Elsewhere, Wayne’s new batch of original songs include a jittery ode to the good life, “Sittin’ In My Rockin’ Chair,” another occasion for Wayne to showcase his personable vocal style (echoes of Ray Charles) and nimble way with a piano solo; a soul-drenched workout on the aggrieved text of “Motor Mouth Woman”; and the easygoing groove titled “Lost & Found,” in which said groove disguises a down-and-out lyric (“I’ve been lost and mistreated/worn down and defeated/never gaining any ground/I’ve been lost in the Lost & Found…”) that Wayne delivers with resigned acceptance in an arrangement colored throughout by spiky synth punctuations and energized in its latter stages by Wayne’s rich organ hum and Sharbo’s anxious tambourine flourishes.

‘I Don’t Want To Be The President,’ written by Percy Mayfield, performed by Kenny ‘Blues Boss’ Wayne and Corey Spruell (aka SeQual), from Go, Just Do It!

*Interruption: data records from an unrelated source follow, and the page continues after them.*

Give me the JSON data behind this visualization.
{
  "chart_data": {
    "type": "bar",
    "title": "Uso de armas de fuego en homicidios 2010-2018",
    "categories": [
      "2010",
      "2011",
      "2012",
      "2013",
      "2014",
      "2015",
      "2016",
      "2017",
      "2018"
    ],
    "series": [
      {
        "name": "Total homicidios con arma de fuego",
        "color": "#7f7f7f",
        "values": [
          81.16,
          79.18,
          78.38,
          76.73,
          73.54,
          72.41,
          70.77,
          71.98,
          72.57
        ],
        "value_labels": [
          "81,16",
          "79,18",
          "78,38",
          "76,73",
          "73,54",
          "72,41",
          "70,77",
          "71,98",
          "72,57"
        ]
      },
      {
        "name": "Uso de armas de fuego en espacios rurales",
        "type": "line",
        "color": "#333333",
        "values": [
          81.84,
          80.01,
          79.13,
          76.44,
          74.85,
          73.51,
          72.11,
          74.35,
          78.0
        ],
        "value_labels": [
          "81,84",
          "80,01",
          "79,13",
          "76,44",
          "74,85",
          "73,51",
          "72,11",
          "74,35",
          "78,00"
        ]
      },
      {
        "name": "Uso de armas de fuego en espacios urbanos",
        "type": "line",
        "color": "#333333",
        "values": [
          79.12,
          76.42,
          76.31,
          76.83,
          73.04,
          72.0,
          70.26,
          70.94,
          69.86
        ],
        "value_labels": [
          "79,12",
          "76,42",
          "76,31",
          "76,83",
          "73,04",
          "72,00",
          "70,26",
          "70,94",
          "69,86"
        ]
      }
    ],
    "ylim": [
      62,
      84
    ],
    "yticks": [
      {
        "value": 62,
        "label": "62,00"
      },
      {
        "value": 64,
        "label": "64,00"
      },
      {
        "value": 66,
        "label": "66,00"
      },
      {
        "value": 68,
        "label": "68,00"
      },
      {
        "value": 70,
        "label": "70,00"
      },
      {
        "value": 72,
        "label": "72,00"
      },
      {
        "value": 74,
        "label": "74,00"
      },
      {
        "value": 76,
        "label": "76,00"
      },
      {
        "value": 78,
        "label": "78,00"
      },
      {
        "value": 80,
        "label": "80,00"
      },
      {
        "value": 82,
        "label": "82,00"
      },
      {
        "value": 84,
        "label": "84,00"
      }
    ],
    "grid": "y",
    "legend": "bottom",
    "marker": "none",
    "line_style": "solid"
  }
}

The despair of “Lost & Found” is an anomaly here, though, as the other nine Wayne originals are replete with buoyant spirits and bracing high energy. Speaking of the latter, the final cut, “Let the Rock, Roll,” the aforementioned rip-roaring jump blues worthy of Louis Jordan, closes things out furiously with the highlight being Wayne’s extended, red-hot barrelhouse tour of the ivories. Maybe he should run for President…

In short, have you heard the news? There’s good rockin’ tonight!